A number of limitations to the present study should be considered alongside the presented findings. As previously mentioned, a self-report instrument (MDI) was used as a criterion measure against which the diagnostic validity of the BDI-II was examined. Due to their shared method variance, the diagnostic usefulness of the BDI-II might have been somewhat inflated. It is perhaps more methodologically sound to use validated diagnostic interviews such as the Structured Clinical Interview for DSM-IV (SCID-IV; Spitzer, Williams, Gibbon, & First, 1994) as the criterion measure. In addition, the participation refusal rate was not recorded for practical reasons. Although the vast majority of patients approached agreed to participate in the study, the number and depression-related characteristics of those who refused to participate is unknown and thus limits the generalization of the findings on the prevalence of depression and the diagnostic parameters of the BDI-II, including the size of the critical value. Furthermore, the use of a convenience sampling method in the present study may have influenced the response rate and style of the participants. Indeed, one might hypothesize that individuals suffering from depression and related mental disorders might be more prone to agreeing to take part in such a study, perhaps because they expect some form of psychosocial benefit from participation.
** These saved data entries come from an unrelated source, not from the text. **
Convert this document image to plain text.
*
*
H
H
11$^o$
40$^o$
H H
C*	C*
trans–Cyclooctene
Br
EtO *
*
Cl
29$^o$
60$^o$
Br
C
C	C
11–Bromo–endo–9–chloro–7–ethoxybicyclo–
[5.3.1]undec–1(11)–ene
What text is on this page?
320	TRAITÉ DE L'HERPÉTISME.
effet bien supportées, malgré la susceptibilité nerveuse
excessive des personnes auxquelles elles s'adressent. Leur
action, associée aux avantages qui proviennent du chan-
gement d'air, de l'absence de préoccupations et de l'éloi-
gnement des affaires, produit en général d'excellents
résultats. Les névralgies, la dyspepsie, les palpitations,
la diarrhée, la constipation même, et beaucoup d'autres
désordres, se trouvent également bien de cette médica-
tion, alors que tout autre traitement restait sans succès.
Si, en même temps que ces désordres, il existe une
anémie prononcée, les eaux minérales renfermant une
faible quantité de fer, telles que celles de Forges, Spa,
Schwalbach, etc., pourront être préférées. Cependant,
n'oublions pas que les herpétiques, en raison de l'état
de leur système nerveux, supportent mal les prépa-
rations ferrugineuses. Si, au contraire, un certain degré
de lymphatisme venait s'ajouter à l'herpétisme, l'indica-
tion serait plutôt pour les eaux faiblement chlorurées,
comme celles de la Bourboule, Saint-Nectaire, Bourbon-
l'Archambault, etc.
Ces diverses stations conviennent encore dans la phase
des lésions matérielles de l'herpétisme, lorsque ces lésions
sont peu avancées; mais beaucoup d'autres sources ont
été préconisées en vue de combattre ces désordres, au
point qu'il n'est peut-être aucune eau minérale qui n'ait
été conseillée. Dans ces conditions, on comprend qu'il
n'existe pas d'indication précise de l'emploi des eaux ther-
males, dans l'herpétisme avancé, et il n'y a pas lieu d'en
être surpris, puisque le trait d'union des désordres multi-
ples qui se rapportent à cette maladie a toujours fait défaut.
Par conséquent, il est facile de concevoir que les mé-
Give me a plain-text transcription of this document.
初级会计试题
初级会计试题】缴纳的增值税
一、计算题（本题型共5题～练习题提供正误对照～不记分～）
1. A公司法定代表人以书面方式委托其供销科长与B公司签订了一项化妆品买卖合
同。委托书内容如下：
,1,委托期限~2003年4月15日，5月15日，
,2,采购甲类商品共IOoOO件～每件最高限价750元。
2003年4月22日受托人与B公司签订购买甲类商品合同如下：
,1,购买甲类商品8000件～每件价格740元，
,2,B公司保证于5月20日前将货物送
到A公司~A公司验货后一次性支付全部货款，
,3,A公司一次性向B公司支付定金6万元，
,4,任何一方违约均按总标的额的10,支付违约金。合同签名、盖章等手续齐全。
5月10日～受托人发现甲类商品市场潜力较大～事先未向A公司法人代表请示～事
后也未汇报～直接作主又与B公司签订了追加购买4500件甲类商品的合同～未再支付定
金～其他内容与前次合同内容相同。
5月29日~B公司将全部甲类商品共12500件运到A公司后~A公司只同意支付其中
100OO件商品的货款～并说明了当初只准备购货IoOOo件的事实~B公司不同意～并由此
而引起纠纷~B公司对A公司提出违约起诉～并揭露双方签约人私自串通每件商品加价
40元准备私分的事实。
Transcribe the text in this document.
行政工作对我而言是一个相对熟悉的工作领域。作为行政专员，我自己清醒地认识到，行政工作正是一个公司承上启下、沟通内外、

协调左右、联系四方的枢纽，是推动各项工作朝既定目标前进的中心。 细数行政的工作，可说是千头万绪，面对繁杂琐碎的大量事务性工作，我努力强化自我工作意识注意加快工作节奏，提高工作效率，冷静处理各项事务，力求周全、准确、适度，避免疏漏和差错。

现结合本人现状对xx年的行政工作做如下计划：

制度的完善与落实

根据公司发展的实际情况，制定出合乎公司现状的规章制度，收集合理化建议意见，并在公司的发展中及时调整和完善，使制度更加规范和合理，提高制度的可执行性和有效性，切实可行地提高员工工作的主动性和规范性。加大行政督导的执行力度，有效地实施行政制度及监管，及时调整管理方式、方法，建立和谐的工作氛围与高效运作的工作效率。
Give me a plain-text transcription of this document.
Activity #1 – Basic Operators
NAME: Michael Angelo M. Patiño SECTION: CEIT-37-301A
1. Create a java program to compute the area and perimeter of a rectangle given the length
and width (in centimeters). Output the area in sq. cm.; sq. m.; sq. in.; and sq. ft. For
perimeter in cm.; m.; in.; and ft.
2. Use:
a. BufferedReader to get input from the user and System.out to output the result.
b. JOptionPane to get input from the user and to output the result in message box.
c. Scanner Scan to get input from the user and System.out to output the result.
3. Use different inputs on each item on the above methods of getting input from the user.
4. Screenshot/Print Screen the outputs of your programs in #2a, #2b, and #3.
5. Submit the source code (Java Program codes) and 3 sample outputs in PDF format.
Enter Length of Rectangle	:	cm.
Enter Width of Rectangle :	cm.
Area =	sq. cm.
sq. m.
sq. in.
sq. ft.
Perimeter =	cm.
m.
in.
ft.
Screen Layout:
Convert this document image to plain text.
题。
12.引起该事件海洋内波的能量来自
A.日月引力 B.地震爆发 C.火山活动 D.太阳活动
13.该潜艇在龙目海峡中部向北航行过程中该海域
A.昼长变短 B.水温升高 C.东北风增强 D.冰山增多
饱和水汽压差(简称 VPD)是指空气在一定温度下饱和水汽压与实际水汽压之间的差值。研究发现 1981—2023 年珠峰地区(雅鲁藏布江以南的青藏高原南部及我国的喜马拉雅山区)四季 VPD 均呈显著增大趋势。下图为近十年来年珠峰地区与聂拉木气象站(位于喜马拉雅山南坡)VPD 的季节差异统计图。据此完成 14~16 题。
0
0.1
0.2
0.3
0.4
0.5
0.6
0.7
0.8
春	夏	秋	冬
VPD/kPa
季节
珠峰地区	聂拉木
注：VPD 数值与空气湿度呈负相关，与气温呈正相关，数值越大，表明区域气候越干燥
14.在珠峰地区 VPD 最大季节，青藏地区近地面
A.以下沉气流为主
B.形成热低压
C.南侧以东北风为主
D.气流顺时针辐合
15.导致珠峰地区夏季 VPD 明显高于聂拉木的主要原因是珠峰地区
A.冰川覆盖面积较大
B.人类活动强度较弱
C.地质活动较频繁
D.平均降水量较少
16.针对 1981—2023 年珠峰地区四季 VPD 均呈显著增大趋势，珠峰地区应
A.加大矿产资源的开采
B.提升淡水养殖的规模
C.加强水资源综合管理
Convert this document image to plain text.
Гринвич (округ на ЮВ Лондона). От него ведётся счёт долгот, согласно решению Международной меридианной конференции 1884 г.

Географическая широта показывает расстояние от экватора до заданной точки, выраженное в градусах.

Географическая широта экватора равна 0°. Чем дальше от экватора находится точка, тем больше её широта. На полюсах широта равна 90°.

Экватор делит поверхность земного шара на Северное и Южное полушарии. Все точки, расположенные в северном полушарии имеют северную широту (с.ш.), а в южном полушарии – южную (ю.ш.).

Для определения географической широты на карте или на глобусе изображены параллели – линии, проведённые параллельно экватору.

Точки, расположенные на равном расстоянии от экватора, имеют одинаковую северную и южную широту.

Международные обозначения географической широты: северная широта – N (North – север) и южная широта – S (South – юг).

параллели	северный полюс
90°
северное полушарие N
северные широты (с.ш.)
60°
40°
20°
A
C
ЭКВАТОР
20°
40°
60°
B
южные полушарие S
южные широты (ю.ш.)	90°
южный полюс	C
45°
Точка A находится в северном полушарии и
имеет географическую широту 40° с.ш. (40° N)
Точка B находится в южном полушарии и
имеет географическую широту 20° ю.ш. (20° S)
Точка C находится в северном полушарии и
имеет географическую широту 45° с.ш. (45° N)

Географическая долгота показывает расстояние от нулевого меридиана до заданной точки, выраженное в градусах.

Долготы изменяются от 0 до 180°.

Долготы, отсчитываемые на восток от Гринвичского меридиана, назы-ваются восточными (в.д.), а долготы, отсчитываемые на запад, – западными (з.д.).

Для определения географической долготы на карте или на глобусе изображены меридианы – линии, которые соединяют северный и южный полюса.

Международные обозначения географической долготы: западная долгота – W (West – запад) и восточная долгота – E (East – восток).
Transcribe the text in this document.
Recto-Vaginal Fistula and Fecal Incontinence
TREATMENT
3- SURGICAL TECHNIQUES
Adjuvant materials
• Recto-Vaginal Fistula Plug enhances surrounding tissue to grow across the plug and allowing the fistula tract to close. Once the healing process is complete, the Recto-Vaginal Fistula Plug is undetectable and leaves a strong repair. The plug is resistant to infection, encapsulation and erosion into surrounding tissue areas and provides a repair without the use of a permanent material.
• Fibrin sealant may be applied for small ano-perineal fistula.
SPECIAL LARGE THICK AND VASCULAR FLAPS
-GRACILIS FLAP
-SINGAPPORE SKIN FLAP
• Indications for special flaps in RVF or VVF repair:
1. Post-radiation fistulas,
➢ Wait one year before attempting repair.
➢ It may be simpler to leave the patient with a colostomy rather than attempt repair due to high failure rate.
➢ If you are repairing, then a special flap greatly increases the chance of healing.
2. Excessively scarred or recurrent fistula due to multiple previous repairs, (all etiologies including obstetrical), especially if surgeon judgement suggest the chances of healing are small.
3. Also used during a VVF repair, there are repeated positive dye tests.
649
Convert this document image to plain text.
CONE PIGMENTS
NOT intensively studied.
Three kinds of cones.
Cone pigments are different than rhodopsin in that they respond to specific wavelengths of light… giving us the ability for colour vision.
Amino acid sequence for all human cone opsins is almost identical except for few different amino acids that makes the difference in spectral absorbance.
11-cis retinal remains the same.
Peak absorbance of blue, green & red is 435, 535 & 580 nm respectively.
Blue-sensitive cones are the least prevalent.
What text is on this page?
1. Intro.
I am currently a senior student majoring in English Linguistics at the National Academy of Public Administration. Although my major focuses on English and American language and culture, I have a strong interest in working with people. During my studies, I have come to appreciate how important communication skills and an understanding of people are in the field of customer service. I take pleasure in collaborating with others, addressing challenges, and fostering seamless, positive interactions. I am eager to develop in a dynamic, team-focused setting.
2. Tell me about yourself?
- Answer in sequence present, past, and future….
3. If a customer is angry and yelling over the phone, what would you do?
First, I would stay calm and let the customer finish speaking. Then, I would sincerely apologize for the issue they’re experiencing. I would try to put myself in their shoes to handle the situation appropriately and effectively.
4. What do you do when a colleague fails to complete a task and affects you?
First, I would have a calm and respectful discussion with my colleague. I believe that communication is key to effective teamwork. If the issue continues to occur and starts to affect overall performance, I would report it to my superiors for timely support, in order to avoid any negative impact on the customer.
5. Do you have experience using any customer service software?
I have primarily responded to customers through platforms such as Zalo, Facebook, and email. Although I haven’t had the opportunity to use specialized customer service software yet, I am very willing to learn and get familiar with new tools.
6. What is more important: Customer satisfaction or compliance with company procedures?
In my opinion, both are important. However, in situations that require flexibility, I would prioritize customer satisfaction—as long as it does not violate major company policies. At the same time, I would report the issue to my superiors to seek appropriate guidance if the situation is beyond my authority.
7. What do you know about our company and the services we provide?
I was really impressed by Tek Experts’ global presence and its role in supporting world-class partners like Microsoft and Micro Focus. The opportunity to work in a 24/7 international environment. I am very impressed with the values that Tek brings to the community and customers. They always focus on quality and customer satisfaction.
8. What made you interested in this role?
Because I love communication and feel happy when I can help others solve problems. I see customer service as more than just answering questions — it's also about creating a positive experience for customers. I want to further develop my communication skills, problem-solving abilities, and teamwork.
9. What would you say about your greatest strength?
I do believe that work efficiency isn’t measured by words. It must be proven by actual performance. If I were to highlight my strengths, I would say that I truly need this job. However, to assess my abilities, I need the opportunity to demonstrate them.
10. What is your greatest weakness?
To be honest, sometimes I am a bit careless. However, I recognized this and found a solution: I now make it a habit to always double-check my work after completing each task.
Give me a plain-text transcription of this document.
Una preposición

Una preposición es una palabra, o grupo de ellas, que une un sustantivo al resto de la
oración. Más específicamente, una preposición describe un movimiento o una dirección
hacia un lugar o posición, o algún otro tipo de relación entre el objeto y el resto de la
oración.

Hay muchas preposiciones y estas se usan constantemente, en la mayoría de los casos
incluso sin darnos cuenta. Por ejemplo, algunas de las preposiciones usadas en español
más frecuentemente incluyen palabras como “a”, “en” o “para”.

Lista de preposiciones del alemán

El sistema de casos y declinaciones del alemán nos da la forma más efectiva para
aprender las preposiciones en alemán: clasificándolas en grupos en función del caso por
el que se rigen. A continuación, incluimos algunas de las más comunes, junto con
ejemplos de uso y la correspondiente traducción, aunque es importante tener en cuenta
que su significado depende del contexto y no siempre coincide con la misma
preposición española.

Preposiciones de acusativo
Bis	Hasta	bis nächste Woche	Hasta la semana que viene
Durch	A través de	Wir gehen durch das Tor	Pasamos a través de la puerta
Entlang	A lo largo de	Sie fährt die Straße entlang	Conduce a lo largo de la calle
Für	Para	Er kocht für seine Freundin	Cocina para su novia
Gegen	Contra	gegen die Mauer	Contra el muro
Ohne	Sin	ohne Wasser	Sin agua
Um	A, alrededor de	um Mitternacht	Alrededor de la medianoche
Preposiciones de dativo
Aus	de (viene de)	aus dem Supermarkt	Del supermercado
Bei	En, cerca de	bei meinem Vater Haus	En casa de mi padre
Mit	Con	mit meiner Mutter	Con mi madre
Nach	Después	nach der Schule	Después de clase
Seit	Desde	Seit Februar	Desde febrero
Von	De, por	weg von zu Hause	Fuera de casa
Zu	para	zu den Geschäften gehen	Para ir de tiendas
If this was the case, the prevalence of depression in the whole sample would have been inflated. Finally, in light of the confirmation of the 3-factor structure of BDI-II achieved in the present study, it might be useful to conduct future ROC analyses using these three subscales separately.

On the whole, the findings of the present study suggest that the Croatian version of the BDI-II is a highly reliable instrument, with satisfying structural validity and high diagnostic accuracy. As such, it supports the possibility of using the BDI-II as a screening instrument in Croatian primary health care settings.